Dynamic quantization support from GPU with XMX

Scope of this document

This article explains the behavior of dynamic quantization on GPUs with XMX, such as Lunar Lake, Arrow lake and discrete GPU family(Alchemist, Battlemage).

It does not cover CPUs or GPUs without XMX(such as Meteor Lake). While the dynamic quantization is supported on these platforms as well, the behavior may differ slightly.

What is dynamic quantization?

Dynamic quantization is a technique to improve the performance of transformer networks by quantizing the inputs to matrix multiplications. It is effective when weights are already quantized into int4 or int8. By performing the multiplication in int8 instead of fp16, computations can be executed faster with minimal loss in accuracy.

To perform quantization, the data is grouped, and the minimum and maximum values within each group are used to calculate the scale(and zero-point) for quantization. In OpenVINO’s dynamic quantization, this grouping occurs along the embedding axis (i.e., the innermost axis). The group size is configurable, as it impacts both performance and accuracy.

Default behavior on GPU with XMX for OpenVINO 2025.2

In the OpenVINO 2025.2 release, dynamic quantization is enabled by default for GPUs with XMX support. When a model contains a suitable matrix multiplication layer, OpenVINO automatically inserts a dynamic quantization layer before the MatMul operation. No additional configuration is required to activate dynamic quantization.

By default, dynamic quantization is applied per-token, meaning a unique scale value is generated for each token. This per-token granularity is chosen to maximize performance benefits.

However, dynamic quantization is applied conditionally based on input characteristics. Specifically, it is not applied when the token length is short—64 tokens or fewer.(That is, the row size of the matrix multiplication)

For example:

    -If you run a large language model (LLM) with a short input prompt (≤ 64 tokens), dynamic quantization is disabled.

    -If the prompt exceeds 64 tokens, dynamic quantization is enabled and may improve performance.

Note: Even in the long-input case, the second token is currently not dynamically quantized because row-size in matrix multiplication is small with KV cache.

Performance and Accuracy Impact

The impact of dynamic quantization on performance and accuracy can vary depending on the target model.

Performance

In general, dynamic quantization is expected to improve the performance of transformer models, including large language models (LLMs) with long input sequences—often by several tens of percent. However, the actual gain depends on several factors:

    -Low  MatMul Contribution: If the MatMul operation constitutes only a small portion of the model's total execution time, the performance benefit will be limited.

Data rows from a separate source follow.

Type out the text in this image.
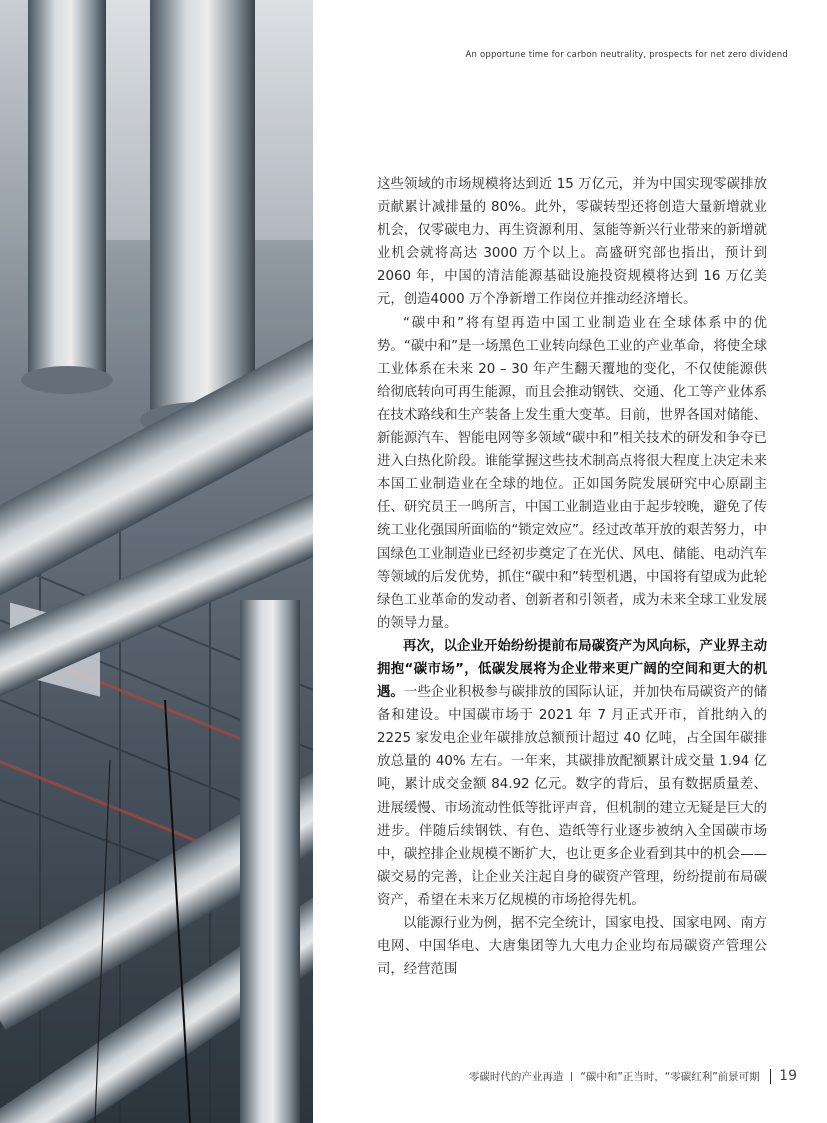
An opportune time for carbon neutrality, prospects for net zero dividend

这些领域的市场规模将达到近 15 万亿元，并为中国实现零碳排放贡献累计减排量的 80%。此外，零碳转型还将创造大量新增就业机会，仅零碳电力、再生资源利用、氢能等新兴行业带来的新增就业机会就将高达 3000 万个以上。高盛研究部也指出，预计到 2060 年，中国的清洁能源基础设施投资规模将达到 16 万亿美元，创造4000 万个净新增工作岗位并推动经济增长。

“碳中和”将有望再造中国工业制造业在全球体系中的优势。“碳中和”是一场黑色工业转向绿色工业的产业革命，将使全球工业体系在未来 20 – 30 年产生翻天覆地的变化，不仅使能源供给彻底转向可再生能源，而且会推动钢铁、交通、化工等产业体系在技术路线和生产装备上发生重大变革。目前，世界各国对储能、新能源汽车、智能电网等多领域“碳中和”相关技术的研发和争夺已进入白热化阶段。谁能掌握这些技术制高点将很大程度上决定未来本国工业制造业在全球的地位。正如国务院发展研究中心原副主任、研究员王一鸣所言，中国工业制造业由于起步较晚，避免了传统工业化强国所面临的“锁定效应”。经过改革开放的艰苦努力，中国绿色工业制造业已经初步奠定了在光伏、风电、储能、电动汽车等领域的后发优势，抓住“碳中和”转型机遇，中国将有望成为此轮绿色工业革命的发动者、创新者和引领者，成为未来全球工业发展的领导力量。

再次，以企业开始纷纷提前布局碳资产为风向标，产业界主动拥抱“碳市场”，低碳发展将为企业带来更广阔的空间和更大的机遇。一些企业积极参与碳排放的国际认证，并加快布局碳资产的储备和建设。中国碳市场于 2021 年 7 月正式开市，首批纳入的 2225 家发电企业年碳排放总额预计超过 40 亿吨，占全国年碳排放总量的 40% 左右。一年来，其碳排放配额累计成交量 1.94 亿吨，累计成交金额 84.92 亿元。数字的背后，虽有数据质量差、进展缓慢、市场流动性低等批评声音，但机制的建立无疑是巨大的进步。伴随后续钢铁、有色、造纸等行业逐步被纳入全国碳市场中，碳控排企业规模不断扩大，也让更多企业看到其中的机会——碳交易的完善，让企业关注起自身的碳资产管理，纷纷提前布局碳资产，希望在未来万亿规模的市场抢得先机。

以能源行业为例，据不完全统计，国家电投、国家电网、南方电网、中国华电、大唐集团等九大电力企业均布局碳资产管理公司，经营范围

零碳时代的产业再造 “碳中和”正当时，“零碳红利”前景可期 19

For instance, in very long-context inputs, scaled-dot-product-attention may dominate the runtime, reducing the relative  impact of MatMul optimization.

    -Short Token Lengths: Performance gains diminish with shorter token lengths. While dynamic quantization improves compute efficiency, shorter inputs tend to be dominated by weight I/O overhead rather than compute cost.

Accuracy

Accuracy was evaluated using an internal test set and found to be within acceptable limits. However, depending on the model and workload, users may observe noticeable accuracy degradation.

If accuracy is a concern, you may:

    -Disable dynamic quantization, or

    -Use a smaller group size (e.g., 256), which can improve accuracy at some cost to performance.

How to Verify If dynamic quantization is Enabled on GPU with XMX

Since dynamic quantization occurs automatically under the hood, you may want to verify whether it is active. There are two main methods to check:

    -Execution graph (exec-graph): The transformed graph generated by OpenVINO will include an additional "dynamic_quantize" layer if dynamic quantization is applied. You can inspect this by dumping the execution graph using the benchmark_app tool, assuming your model can be run with it. Please see the documentation for details:  https://docs.openvino.ai/nightly/get-started/learn-openvino/openvino-samples/benchmark-tool.html

    -Opencl-intercept-layer: You can view the list of executed kernels using the opencl-intercept-layer. Both call logging and device performance timing modes will show the "dynamic_quantize" kernel if it is executed.  https://github.com/intel/opencl-intercept-layer

Related properties

    -dynamic_quantization_group_size: Sets the group size for dynamic quantization. In OpenVINO 2025.2, for GPUs with XMX, the default value is UINT64_MAX, which corresponds to per-token quantization.
    For instructions on setting this property, please refer to:  https://docs.openvino.ai/2025/openvino-workflow-generative/inference-with-optimum-intel.html#enabling-openvino-runtime-optimization

    -OV_GPU_ASYM_DYNAMIC_QUANTIZATION: Enables asymmetric dynamic quantization. This means that in addition to the scale, a zero-point value is also computed during quantization. This setting is configured via an environment variable.

    -OV_GPU_DYNAMIC_QUANTIZATION_THRESHOLD: Defines the minimum token length (or row size of the matrix) required to apply dynamic quantization. If the input token length is less than or equal to this value, dynamic quantization is not applied.
    The default value is 64.
    This setting can also be configured via an environment variable.